L’idée est de soutenir des entreprises ayant un projet de développement, mais qui rencontrent des difficultés à accéder à la dette bancaire classique, faute de fonds propres suffisants.
Concrètement, Pays de la Loire Relance intervient en fonds propres à hauteur du prêt accordé par la banque. Si une entreprise obtient un crédit de 500 000 euros, le fonds peut investir le même montant en capital ou quasi-fonds propres. Cela permet de renforcer les bilans, de consolider la structure financière des entreprises, et ainsi de débloquer l’accès au financement bancaire. C’est un outil très opérationnel, qui répond à un vrai besoin.
Quels sont, selon vous, les avantages d’un fonds pour une entreprise ?
Un fonds n’est pas un prêteur. Il renforce les fonds propres, ne demande pas de remboursement ni d’intérêts, et ne perçoit de gains qu’en cas de plus-value à la sortie. Il permet aussi à l’entreprise de lever plus de dette, car les banques regardent attentivement le ratio capitaux propres-endettement. Enfin, il apporte un regard extérieur, un effet miroir. Comme le dit un dirigeant que j’aime citer : "il faut rendre compte pour se rendre compte". Avec un fonds à son capital, un dirigeant enrichit sa gouvernance.
Quels sont vos critères d’intervention ? Ciblez-vous certains secteurs ?
PLP est un fonds généraliste, mais avec une vigilance sur certains secteurs. Les biotechs, par exemple, sont très risquées et manquent de fonds de relais. Nous y allons prudemment. À l’inverse, les Medtech, le numérique ou les services industriels innovants sont plus accessibles. Nous restons aussi attentifs à l’évolution des politiques régionales, notamment en matière d’industrie et d’innovation.
"Nous voyons émerger des projets de transmission, ce qui est nouveau pour PLP"
Quels signaux percevez-vous actuellement sur le terrain ?
Nous constatons depuis quelques mois un frémissement, un rebond de la demande de fonds.
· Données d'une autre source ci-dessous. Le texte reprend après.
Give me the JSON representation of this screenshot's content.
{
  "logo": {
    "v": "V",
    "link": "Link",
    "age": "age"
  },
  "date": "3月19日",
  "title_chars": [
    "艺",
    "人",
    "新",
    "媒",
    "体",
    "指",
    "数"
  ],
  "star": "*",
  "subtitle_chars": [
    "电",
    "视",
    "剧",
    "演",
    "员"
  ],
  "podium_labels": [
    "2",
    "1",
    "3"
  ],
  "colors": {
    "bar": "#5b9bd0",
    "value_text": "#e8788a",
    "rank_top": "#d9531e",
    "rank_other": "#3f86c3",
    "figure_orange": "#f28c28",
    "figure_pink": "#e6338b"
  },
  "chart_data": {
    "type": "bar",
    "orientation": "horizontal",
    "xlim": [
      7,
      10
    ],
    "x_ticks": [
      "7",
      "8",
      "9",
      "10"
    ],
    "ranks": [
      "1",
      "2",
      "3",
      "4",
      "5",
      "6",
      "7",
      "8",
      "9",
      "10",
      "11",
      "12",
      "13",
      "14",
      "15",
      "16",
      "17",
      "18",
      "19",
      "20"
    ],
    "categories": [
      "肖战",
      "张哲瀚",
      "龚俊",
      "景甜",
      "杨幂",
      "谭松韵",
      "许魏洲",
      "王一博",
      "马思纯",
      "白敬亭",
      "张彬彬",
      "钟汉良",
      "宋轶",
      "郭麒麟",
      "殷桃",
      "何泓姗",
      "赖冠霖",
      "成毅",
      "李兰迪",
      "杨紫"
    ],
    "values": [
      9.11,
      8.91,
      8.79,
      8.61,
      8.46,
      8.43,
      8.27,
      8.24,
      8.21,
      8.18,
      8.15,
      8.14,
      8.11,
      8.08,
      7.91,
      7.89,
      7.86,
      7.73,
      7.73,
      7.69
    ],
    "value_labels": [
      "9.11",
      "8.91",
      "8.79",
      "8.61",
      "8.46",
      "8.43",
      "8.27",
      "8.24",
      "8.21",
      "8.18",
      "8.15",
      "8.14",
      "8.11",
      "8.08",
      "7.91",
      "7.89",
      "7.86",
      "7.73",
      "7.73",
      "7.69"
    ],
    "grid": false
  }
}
Les projets reviennent, plus nourris, plus solides. Mais on observe aussi une hausse des demandes de bridge ou de second tour, faute de levées suffisantes. Et nous voyons émerger des projets de transmission, ce qui est nouveau pour PLP.
Quelles sont vos priorités pour 2025-2026 ?
D’abord, accroître notre présence territoriale dans tous les départements. Ensuite, faire de la pédagogie : expliquer que lever des fonds, ce n’est pas perdre son entreprise, c’est se donner les moyens de la développer. Enfin, élargir notre réseau de co-investisseurs, au-delà des fonds classiques.
C’est une forme d’évangélisation, oui. Mais c’est aussi une conviction : les fonds sont un levier de croissance, d’emploi et de résilience. En France, nous manquons de culture économique, et l’on reste frileux sur l’investissement dans le capital des entreprises. Il faut faire évoluer les mentalités, pour le bien de nos entreprises et pour l’emploi sur nos territoires.